Mangroves are indicators of environmental impact and the health of waterways: by collecting baseline data on the health of mangroves in the Cairns Region we can monitor the ecosystem over time. The MangroveWatch program is designed to be run by members of the community, who actively collect the data via. video shoreline assessment, as well as visual assessment. MangroveWatchers record mangrove habitat condition by filming mangrove shorelines using the Shoreline Video Assessment Method (S-VAM). The S-VAM imagery is a geotagged visual record of shoreline habitat condition that can be directly compared over time. Using the S-VAM data, the JCU MangroveWatch partners map mangrove condition and identify hot-spots of change and priorities for on-ground investment in rehabilitation and management.
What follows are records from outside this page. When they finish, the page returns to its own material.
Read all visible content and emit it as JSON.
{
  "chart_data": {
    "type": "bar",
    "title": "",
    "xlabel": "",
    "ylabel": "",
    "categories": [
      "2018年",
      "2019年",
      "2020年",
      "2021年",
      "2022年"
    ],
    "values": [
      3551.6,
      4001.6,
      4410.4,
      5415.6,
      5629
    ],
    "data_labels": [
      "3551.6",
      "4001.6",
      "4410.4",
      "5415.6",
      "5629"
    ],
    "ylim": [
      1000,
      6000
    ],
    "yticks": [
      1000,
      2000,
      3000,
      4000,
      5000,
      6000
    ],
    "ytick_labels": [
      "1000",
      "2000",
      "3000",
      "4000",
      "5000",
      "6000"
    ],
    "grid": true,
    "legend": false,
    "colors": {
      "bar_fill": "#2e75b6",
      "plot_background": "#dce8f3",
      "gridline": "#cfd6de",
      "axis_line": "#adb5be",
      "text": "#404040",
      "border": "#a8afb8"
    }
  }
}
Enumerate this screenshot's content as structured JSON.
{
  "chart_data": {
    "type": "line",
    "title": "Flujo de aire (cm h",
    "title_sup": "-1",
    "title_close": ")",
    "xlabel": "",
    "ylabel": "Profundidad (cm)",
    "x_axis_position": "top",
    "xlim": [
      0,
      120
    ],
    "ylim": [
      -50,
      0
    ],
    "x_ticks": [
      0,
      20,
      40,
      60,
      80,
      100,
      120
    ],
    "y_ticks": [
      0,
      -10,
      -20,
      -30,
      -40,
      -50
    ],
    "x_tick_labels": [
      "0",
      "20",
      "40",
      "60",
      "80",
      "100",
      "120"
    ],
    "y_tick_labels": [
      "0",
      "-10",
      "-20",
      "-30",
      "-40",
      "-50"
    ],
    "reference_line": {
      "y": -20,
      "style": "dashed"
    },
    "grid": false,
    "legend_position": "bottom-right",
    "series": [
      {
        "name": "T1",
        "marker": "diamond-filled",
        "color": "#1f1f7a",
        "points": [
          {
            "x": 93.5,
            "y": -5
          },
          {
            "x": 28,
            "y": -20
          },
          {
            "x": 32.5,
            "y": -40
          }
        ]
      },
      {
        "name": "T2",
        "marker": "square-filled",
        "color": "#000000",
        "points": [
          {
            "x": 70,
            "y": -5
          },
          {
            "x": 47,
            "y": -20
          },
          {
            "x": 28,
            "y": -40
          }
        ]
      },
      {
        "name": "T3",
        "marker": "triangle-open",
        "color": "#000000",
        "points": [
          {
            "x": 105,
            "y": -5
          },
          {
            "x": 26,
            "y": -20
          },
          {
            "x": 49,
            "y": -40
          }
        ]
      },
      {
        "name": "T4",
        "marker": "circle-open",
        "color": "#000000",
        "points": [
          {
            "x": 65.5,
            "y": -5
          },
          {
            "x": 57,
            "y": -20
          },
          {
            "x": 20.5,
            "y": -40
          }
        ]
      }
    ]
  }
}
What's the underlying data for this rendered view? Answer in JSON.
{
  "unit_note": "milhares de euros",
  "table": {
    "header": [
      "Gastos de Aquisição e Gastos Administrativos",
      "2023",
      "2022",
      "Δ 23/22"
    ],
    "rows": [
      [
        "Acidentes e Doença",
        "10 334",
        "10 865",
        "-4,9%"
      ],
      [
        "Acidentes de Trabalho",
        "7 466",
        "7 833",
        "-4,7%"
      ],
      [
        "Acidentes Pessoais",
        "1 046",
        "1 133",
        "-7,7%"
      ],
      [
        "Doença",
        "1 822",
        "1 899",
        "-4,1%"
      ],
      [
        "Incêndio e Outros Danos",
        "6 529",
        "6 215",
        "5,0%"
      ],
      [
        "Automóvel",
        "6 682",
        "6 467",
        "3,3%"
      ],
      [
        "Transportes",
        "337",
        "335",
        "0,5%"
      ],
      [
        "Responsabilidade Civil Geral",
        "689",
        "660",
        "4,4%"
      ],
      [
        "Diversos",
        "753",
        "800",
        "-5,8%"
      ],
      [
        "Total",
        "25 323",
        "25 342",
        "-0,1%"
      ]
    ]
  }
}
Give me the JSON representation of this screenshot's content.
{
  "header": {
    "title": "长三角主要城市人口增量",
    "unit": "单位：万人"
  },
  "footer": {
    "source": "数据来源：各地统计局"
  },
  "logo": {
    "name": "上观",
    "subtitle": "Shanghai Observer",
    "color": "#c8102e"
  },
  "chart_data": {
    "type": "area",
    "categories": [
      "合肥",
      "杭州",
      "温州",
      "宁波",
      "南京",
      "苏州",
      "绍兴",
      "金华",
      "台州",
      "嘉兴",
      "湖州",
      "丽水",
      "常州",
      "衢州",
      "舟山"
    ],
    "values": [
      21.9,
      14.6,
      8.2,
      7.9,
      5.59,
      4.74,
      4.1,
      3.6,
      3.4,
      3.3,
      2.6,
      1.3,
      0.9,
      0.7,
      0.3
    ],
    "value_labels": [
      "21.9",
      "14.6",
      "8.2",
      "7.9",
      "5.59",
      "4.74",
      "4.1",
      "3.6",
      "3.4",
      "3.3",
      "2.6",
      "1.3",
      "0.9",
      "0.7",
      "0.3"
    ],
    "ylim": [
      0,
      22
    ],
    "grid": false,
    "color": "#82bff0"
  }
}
All MangroveWatch imagery will be uploaded to TropWater JCU’s ‘ShoreView’ platform that will allow anyone to drop down, take a cruise along an estuary and check out the mangroves (like Google street view, but for estuaries).
There are 12 established MangroveWatch citizen science groups across Australia, including the one in Moreton Bay. Developed by TropWater at JCU Townsville these community groups are recording long-term data by conducting assessments in estuaries annually or bi-annually. Currently, no groups are monitoring between Rockhampton in south east Queensland and Princess Charlotte Bay in Cape York leaving a huge gap on the east coast of Australia. The part of the coast that the Cairns region is nestled within support some of the most diverse mangroves in the country. And who knows, there maybe another new mangrove species out there waiting to be found!